Sheet Composting, Update

The first load of chips, ready to spread over several inches of alfalfa hay on a cardboard base

My effort to build a totally new garden area with new-to-me concepts (based on Gaia's Garden) is making some progress. I may be close to finishing what I can do before the weather is too cold, so it's time for an update.

So far I have spread 12 bales of alfalfa hay, 6 truckloads of chips, 20 pounds of Greensand, 20 pounds of Azomite, about half a 30 gallon garbage-can of biochar... and I'm not yet finished for the year!

Mulch berm with Jerusalem Artichokes and Chard just beyond it. The spent vines on thr trellis back and to the right are Hops. Next year there will be perennial  Hardy Kiwi planted on the trellis.

To better manage rain run-off on my sloping garden, I decided to build a mulch berm on the high side of the garden, and it will have a swale dug parallel to, and just above it.

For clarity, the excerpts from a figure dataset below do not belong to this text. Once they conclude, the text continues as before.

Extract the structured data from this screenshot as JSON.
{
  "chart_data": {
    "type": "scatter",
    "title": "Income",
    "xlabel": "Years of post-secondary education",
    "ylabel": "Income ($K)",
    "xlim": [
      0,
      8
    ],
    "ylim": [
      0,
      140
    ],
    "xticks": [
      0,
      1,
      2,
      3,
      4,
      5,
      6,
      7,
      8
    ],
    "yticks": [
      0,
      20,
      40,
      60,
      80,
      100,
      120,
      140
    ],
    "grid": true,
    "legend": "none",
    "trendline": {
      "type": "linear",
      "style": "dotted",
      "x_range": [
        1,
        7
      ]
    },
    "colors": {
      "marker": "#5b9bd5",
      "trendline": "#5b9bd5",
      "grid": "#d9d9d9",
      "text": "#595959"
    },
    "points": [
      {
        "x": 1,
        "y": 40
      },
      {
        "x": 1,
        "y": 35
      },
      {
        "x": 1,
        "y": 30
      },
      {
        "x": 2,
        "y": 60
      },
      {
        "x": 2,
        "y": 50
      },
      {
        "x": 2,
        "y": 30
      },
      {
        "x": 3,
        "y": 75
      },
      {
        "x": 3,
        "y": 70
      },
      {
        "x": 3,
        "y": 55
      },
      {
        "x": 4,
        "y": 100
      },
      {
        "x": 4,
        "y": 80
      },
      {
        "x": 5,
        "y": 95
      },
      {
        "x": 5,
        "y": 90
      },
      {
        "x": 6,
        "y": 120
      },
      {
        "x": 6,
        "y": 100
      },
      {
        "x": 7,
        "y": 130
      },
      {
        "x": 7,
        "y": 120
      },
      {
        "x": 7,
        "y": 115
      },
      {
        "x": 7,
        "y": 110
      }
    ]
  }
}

The greywater (just from the washing machine) will run into the swale, but only after it exits 2 planned shallow bog areas with plants that filter the water. The berm will help hold and slowly disperse water from the greywater bogs and the rain runoff from the steep hillside behind the house. 

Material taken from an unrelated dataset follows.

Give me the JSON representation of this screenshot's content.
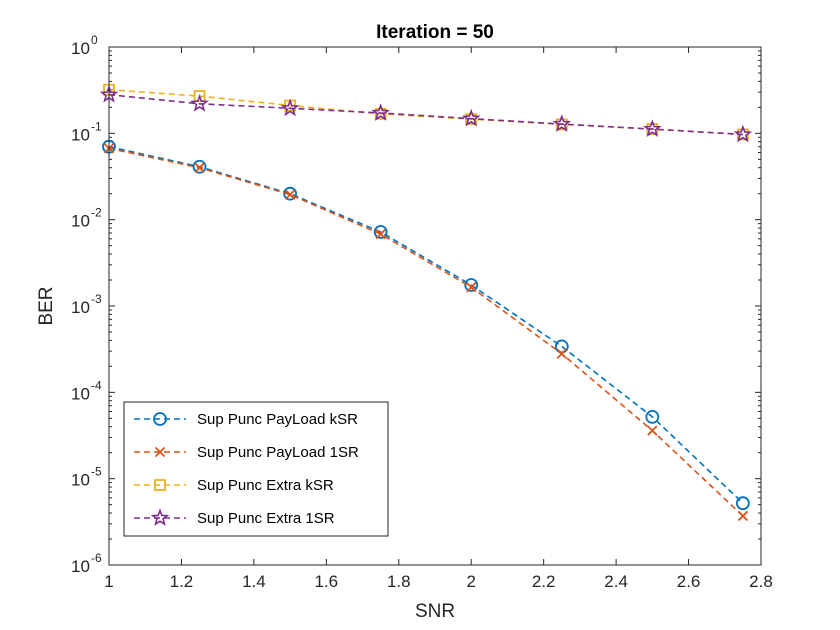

Since the washing machine water may not always be enough to keep the bog plants wet most of the time, I will probably run one or two of my downspout water-cachement barrels into the bogs, with a valve to control the amount of water in the bogs.

Hugel Edge, partially covered

On the down-slope side of this area is the hugel-edge, which is now partially covered in rough mulch and chips; I ran out of chips and need a 7th load to finish! I managed to scrounge quite a few lengths of partially decomposing logs I found on our lower hillside, plus a few shorter pieces of punky stuff from the firewood pile. It's not as tall or wide as I'd like for the hugel edge, but I will add to it over time.

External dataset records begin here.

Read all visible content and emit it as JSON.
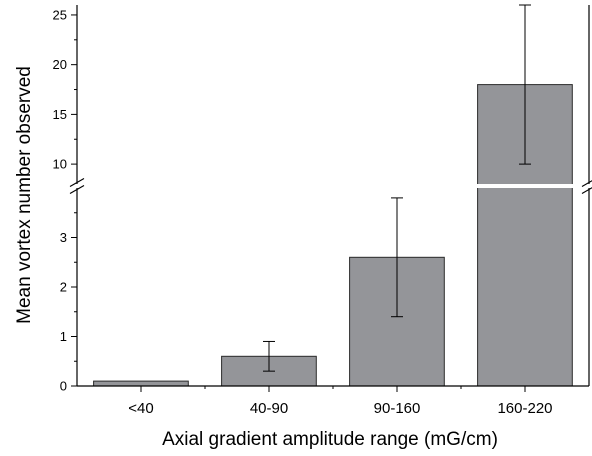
{
  "chart_data": {
    "type": "bar",
    "title": "",
    "xlabel": "Axial gradient amplitude range (mG/cm)",
    "ylabel": "Mean vortex number observed",
    "categories": [
      "<40",
      "40-90",
      "90-160",
      "160-220"
    ],
    "values": [
      0.1,
      0.6,
      2.6,
      18
    ],
    "error_low": [
      0.1,
      0.3,
      1.4,
      10
    ],
    "error_high": [
      0.1,
      0.9,
      3.8,
      26
    ],
    "y_axis_break": true,
    "ylim_lower": [
      0,
      4
    ],
    "ylim_upper": [
      8,
      26
    ],
    "yticks_lower": [
      "0",
      "1",
      "2",
      "3"
    ],
    "yticks_upper": [
      "10",
      "15",
      "20",
      "25"
    ],
    "bar_color": "#949599",
    "grid": false,
    "legend": "none"
  }
}
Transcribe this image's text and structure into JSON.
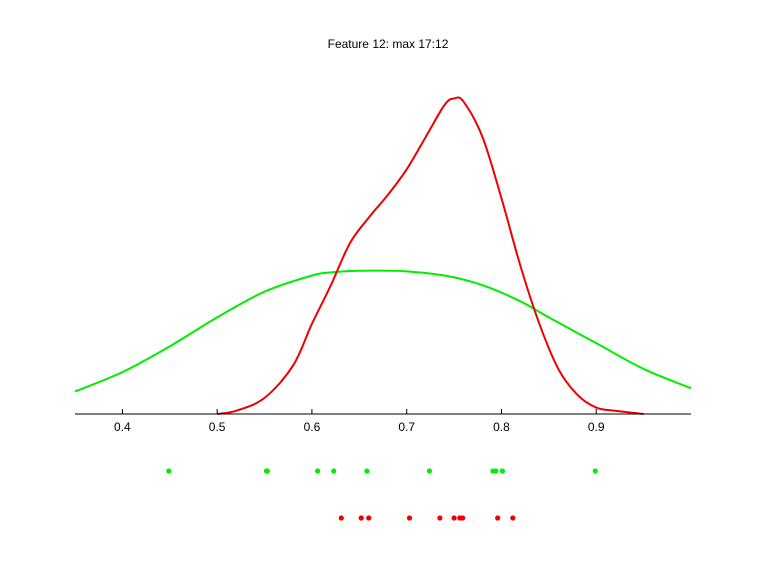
{
  "chart_data": {
    "type": "line",
    "title": "Feature 12: max 17:12",
    "xlim": [
      0.35,
      1.0
    ],
    "ylim": [
      0,
      1
    ],
    "xticks": [
      0.4,
      0.5,
      0.6,
      0.7,
      0.8,
      0.9
    ],
    "xtick_labels": [
      "0.4",
      "0.5",
      "0.6",
      "0.7",
      "0.8",
      "0.9"
    ],
    "y_axis_visible": false,
    "grid": false,
    "series": [
      {
        "color": "#00ee00",
        "x": [
          0.35,
          0.4,
          0.45,
          0.5,
          0.55,
          0.6,
          0.62,
          0.65,
          0.68,
          0.7,
          0.74,
          0.78,
          0.82,
          0.85,
          0.9,
          0.95,
          1.0
        ],
        "y": [
          0.07,
          0.13,
          0.21,
          0.3,
          0.38,
          0.43,
          0.44,
          0.445,
          0.445,
          0.443,
          0.43,
          0.4,
          0.35,
          0.3,
          0.22,
          0.14,
          0.08
        ]
      },
      {
        "color": "#ee0000",
        "x": [
          0.5,
          0.52,
          0.55,
          0.58,
          0.6,
          0.62,
          0.64,
          0.66,
          0.68,
          0.7,
          0.72,
          0.74,
          0.75,
          0.76,
          0.78,
          0.8,
          0.82,
          0.84,
          0.86,
          0.88,
          0.9,
          0.92,
          0.95
        ],
        "y": [
          0.0,
          0.01,
          0.05,
          0.15,
          0.28,
          0.4,
          0.53,
          0.61,
          0.68,
          0.76,
          0.86,
          0.96,
          0.98,
          0.97,
          0.86,
          0.67,
          0.46,
          0.28,
          0.14,
          0.06,
          0.02,
          0.01,
          0.0
        ]
      }
    ],
    "samples": [
      {
        "color": "#00ee00",
        "x": [
          0.449,
          0.552,
          0.553,
          0.606,
          0.623,
          0.658,
          0.724,
          0.791,
          0.794,
          0.801,
          0.899
        ]
      },
      {
        "color": "#ee0000",
        "x": [
          0.631,
          0.652,
          0.66,
          0.703,
          0.735,
          0.75,
          0.756,
          0.759,
          0.796,
          0.812
        ]
      }
    ]
  }
}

The Edge will not only absorb water that moves down-slope, it will also be planted with veggies next year. (It will soon get a layer of topsoil over it.) In fact the whole area needs a layer of topsoil... good topsoil, full of microbes... but I'm not counting on finding any. When is the last time you bought topsoil that actually had a worm in it? It's all sterilized dead dirt they sell.

The other thing I really need to do (and possibly cannot this late in the year) is add some Efficient Microbes to my mix. If I cannot, that will get top priority in early spring. There are already some microbes in the mulch/chips I've added, because I have seen some small patches of fungi. It just isn't enough, nor a balance, in my opinion.

I recently attended a conference on economic opportunities of goods from wooded properties, for which mine certainly qualifies. (19 acres total, 17+ of those are fairly steep woods.) Among the several topics presented were elderberries. See the white fence in the background? I plan a row of elderberries parallel to the fence next year, and maybe even start a coppice of basket willow against the fence itself. I won't be planting enough elderberries to market, but certainly enough elderberries to make elderflower champagne, elderberry wine, elderberry cough/cold syrup, elderberry jelly and juice... and who knows what other uses I will find! The elder row will act somewhat as a buffer to prevailing winds, and some basket willow along the fence should help.